Верочка вспыхивает и вихрем летит куда-то в глубину квартиры и возвращается через две секунды, размахивая голубым дневником, откуда вылетает розовая промокашка с наклеенной картинкой: корзинка фиалок и два голубка — и долго зигзагами планирует по комнате. Верочка швыряет тетрадь на выкройки и быстро переворачивает страницы.
— Госсподи, вот люди! Не верят! На, смотри: вторник, двадцать второе ноября. Русский язык — повторить. История — повторить. Алгебра — не было преподавателя. Ну, и рукоделие. Убедилась? — И Верочка шумно захлопывает дневник.
— Ну иди, — говорит maman со вздохом. — Но когда же вы вернетесь?
— Через полчаса, — говорю я с легким полупоклоном.
— Не расписывайтесь за неграмотных, — говорит Верочка, обдавая меня презрительным взглядом. — То есть за грамотных. Лично я буду гулять, сколько захочу. А вы как знаете.
Я опять щелкаю шпорами и делаю полупоклон в сторону.

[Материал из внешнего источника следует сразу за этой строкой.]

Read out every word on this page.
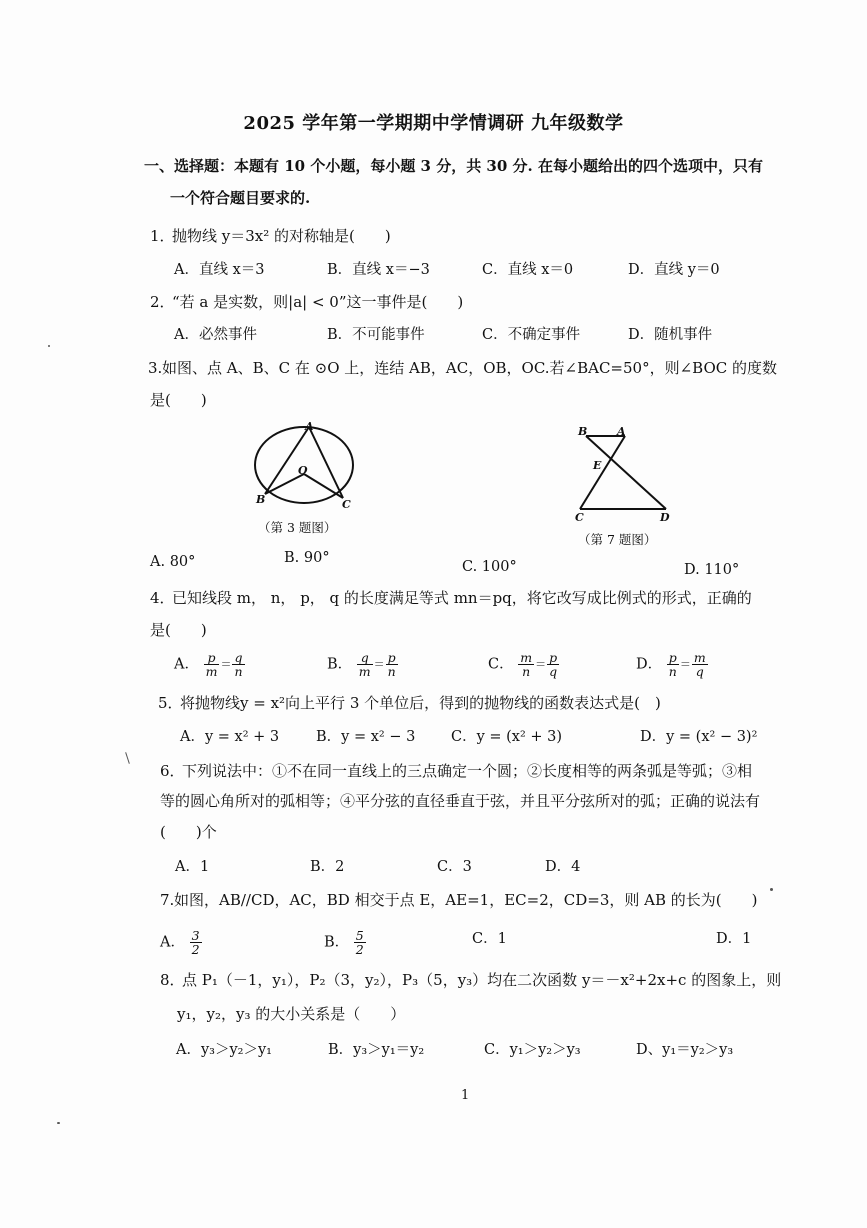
2025 学年第一学期期中学情调研 九年级数学
一、选择题：本题有 10 个小题，每小题 3 分，共 30 分. 在每小题给出的四个选项中，只有
一个符合题目要求的.
1．
抛物线 y＝3x² 的对称轴是(　　)
A．直线 x＝3	B．直线 x＝−3	C．直线 x＝0	D．直线 y＝0
2．
“若 a 是实数，则|a| < 0”这一事件是(　　)
A．必然事件	B．不可能事件	C．不确定事件	D．随机事件
3. 如图、点 A、B、C 在 ⊙O 上，连结 AB，AC，OB，OC.若∠BAC=50°，则∠BOC 的度数
是(　　)
A
O
B	C
（第 3 题图）
B	A
E
C	D
（第 7 题图）
A. 80°	B. 90°
C. 100°	D. 110°
4．
已知线段 m， n， p， q 的长度满足等式 mn＝pq，将它改写成比例式的形式，正确的
是(　　)
A． $\frac{p}{m} = \frac{q}{n}$	B． $\frac{q}{m} = \frac{p}{n}$	C． $\frac{m}{n} = \frac{p}{q}$	D． $\frac{p}{n} = \frac{m}{q}$
5．
将抛物线y = x²向上平行 3 个单位后，得到的抛物线的函数表达式是(　)
A．y = x² + 3	B．y = x² − 3 C．y = (x² + 3)	D．y = (x² − 3)²
6．
下列说法中：①不在同一直线上的三点确定一个圆；②长度相等的两条弧是等弧；③相
等的圆心角所对的弧相等；④平分弦的直径垂直于弦，并且平分弦所对的弧；正确的说法有
(　　)个
A．1	B．2	C．3	D．4
7. 如图，AB//CD，AC，BD 相交于点 E，AE=1，EC=2，CD=3，则 AB 的长为(　　)
A． $\frac{3}{2}$	B． $\frac{5}{2}$	C．1	D．1
8．
点 P₁（－1，y₁），P₂（3，y₂），P₃（5，y₃）均在二次函数 y＝－x²+2x+c 的图象上，则
y₁，y₂，y₃ 的大小关系是（　　）
A．y₃＞y₂＞y₁	B．y₃＞y₁＝y₂	C．y₁＞y₂＞y₃	D、y₁＝y₂＞y₃
1
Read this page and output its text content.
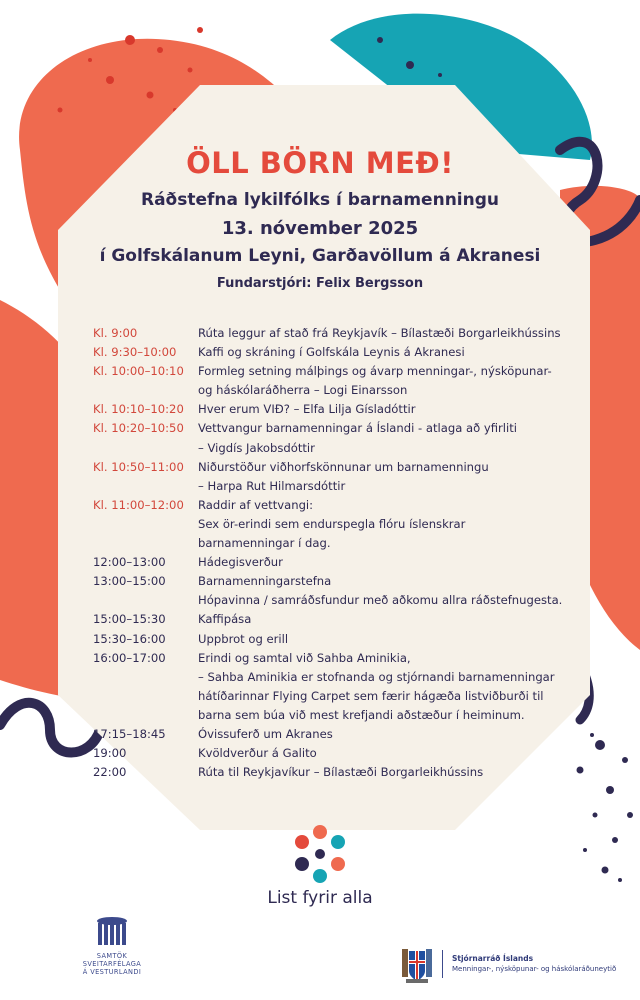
ÖLL BÖRN MEÐ!
Ráðstefna lykilfólks í barnamenningu
13. nóvember 2025
í Golfskálanum Leyni, Garðavöllum á Akranesi
Fundarstjóri: Felix Bergsson
Kl. 9:00	Rúta leggur af stað frá Reykjavík – Bílastæði Borgarleikhússins
Kl. 9:30–10:00	Kaffi og skráning í Golfskála Leynis á Akranesi
Kl. 10:00–10:10	Formleg setning málþings og ávarp menningar-, nýsköpunar-
og háskólaráðherra – Logi Einarsson
Kl. 10:10–10:20	Hver erum VIÐ? – Elfa Lilja Gísladóttir
Kl. 10:20–10:50	Vettvangur barnamenningar á Íslandi - atlaga að yfirliti
– Vigdís Jakobsdóttir
Kl. 10:50–11:00	Niðurstöður viðhorfskönnunar um barnamenningu
– Harpa Rut Hilmarsdóttir
Kl. 11:00–12:00	Raddir af vettvangi:
Sex ör-erindi sem endurspegla flóru íslenskrar
barnamenningar í dag.
12:00–13:00	Hádegisverður
13:00–15:00	Barnamenningarstefna
Hópavinna / samráðsfundur með aðkomu allra ráðstefnugesta.
15:00–15:30	Kaffipása
15:30–16:00	Uppbrot og erill
16:00–17:00	Erindi og samtal við Sahba Aminikia,
– Sahba Aminikia er stofnanda og stjórnandi barnamenningar
hátíðarinnar Flying Carpet sem færir hágæða listviðburði til
barna sem búa við mest krefjandi aðstæður í heiminum.
17:15–18:45	Óvissuferð um Akranes
19:00	Kvöldverður á Galito
22:00	Rúta til Reykjavíkur – Bílastæði Borgarleikhússins
List fyrir alla
SAMTÖK
SVEITARFÉLAGA
Á VESTURLANDI
Stjórnarráð Íslands
Menningar-, nýsköpunar- og háskólaráðuneytið
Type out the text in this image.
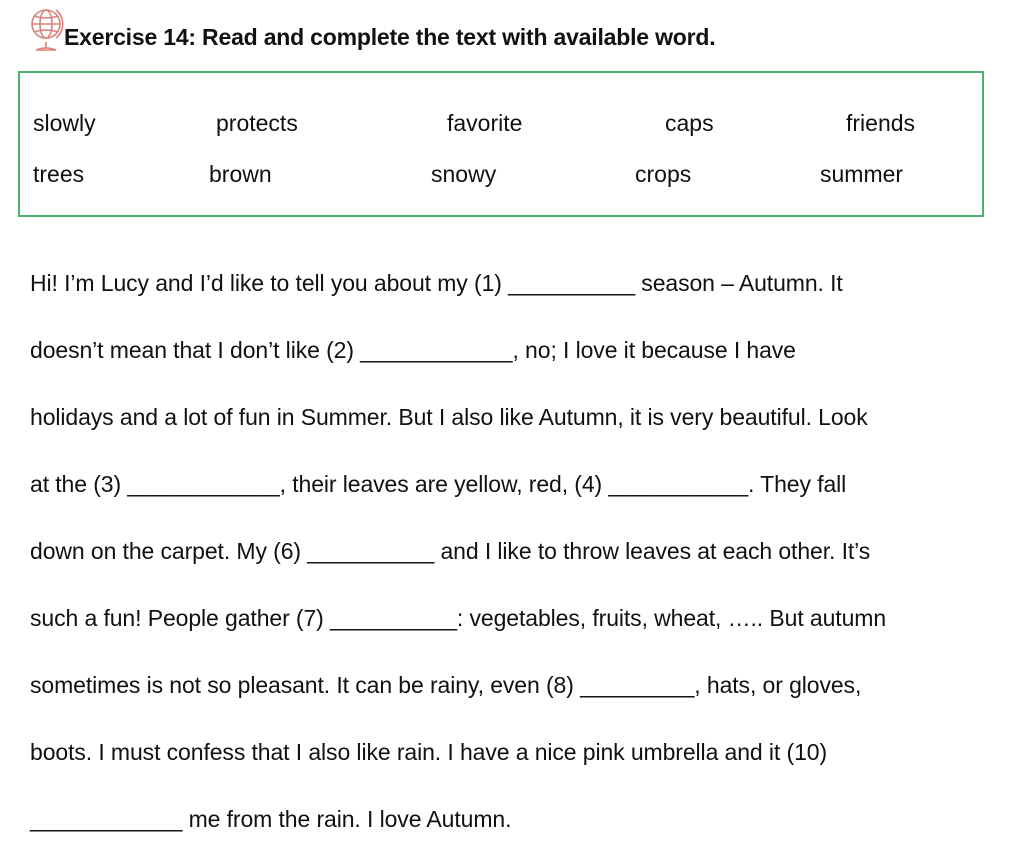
Exercise 14: Read and complete the text with available word.
slowly	protects	favorite	caps	friends
trees	brown	snowy	crops	summer
Hi! I’m Lucy and I’d like to tell you about my (1) __________ season – Autumn. It
doesn’t mean that I don’t like (2) ____________, no; I love it because I have
holidays and a lot of fun in Summer. But I also like Autumn, it is very beautiful. Look
at the (3) ____________, their leaves are yellow, red, (4) ___________. They fall
down on the carpet. My (6) __________ and I like to throw leaves at each other. It’s
such a fun! People gather (7) __________: vegetables, fruits, wheat, ….. But autumn
sometimes is not so pleasant. It can be rainy, even (8) _________, hats, or gloves,
boots. I must confess that I also like rain. I have a nice pink umbrella and it (10)
____________ me from the rain. I love Autumn.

— Не извольте беспокоиться: через полчаса ровно будем дома.
— Посмотрим! — коротко бросает Верочка.
— Идите, — говорит maman, — только надень, Верочка, теплое пальто.
— Не хочу, мне не холодно.
— Тогда не пойдешь.
— Пойду.
— Или наденешь теплое пальто, или будешь сидеть дома.

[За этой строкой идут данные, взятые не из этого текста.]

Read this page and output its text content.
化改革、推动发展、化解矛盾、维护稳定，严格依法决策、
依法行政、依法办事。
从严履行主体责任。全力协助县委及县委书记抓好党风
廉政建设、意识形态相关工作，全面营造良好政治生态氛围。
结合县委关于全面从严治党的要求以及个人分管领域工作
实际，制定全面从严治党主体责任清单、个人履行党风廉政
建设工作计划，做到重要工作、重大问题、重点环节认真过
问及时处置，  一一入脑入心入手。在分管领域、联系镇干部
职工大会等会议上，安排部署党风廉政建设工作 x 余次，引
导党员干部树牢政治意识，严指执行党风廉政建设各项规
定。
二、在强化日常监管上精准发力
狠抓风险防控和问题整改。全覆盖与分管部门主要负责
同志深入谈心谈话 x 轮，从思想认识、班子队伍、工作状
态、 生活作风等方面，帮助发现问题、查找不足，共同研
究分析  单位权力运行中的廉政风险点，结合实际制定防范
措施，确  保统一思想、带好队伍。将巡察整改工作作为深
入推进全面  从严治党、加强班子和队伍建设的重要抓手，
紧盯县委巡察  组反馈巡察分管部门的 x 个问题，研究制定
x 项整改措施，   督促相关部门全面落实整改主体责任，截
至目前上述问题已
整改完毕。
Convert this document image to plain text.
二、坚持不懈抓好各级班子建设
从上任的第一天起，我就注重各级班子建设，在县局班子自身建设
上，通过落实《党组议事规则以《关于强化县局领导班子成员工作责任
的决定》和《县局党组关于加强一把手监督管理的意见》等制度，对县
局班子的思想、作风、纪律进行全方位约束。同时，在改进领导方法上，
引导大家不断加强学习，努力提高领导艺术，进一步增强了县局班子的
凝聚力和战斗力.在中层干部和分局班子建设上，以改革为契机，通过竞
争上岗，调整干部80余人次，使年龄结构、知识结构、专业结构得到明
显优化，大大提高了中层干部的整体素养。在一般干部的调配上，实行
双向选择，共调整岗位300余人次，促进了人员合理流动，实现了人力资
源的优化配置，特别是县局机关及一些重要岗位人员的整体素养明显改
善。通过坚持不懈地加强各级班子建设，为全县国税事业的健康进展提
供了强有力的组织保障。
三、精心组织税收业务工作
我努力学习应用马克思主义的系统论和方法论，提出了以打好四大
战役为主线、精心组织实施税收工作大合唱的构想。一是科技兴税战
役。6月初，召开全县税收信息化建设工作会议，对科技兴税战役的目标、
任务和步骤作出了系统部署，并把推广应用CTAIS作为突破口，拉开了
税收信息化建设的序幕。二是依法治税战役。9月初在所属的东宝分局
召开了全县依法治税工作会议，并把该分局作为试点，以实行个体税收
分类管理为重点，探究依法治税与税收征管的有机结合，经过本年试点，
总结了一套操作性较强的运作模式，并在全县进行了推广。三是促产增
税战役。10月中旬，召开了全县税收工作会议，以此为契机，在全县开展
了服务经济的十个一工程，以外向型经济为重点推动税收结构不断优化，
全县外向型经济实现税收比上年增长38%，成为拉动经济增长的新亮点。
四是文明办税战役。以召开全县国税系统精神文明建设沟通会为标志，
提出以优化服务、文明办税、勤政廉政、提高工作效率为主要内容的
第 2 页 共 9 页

— Но пойми же, мамочка, что это насилие над личностью.
— Как знаешь. Но я тебя не пущу.
Пожалуй, в виде протеста, Верочка осталась бы дома, но в окно виден противоположный корпус, весь белый от лунного света с синими, почти что черными, косыми тенями многочисленных балконов.
Ах, как сейчас волшебно на дворе!
Верочка покорно вздыхает и с видом жертвы, обреченной на заклание, всовывает руки в рукава легкой, душистой шубки, которую я ей подаю, нарочно становясь на носки, чтобы она помучилась.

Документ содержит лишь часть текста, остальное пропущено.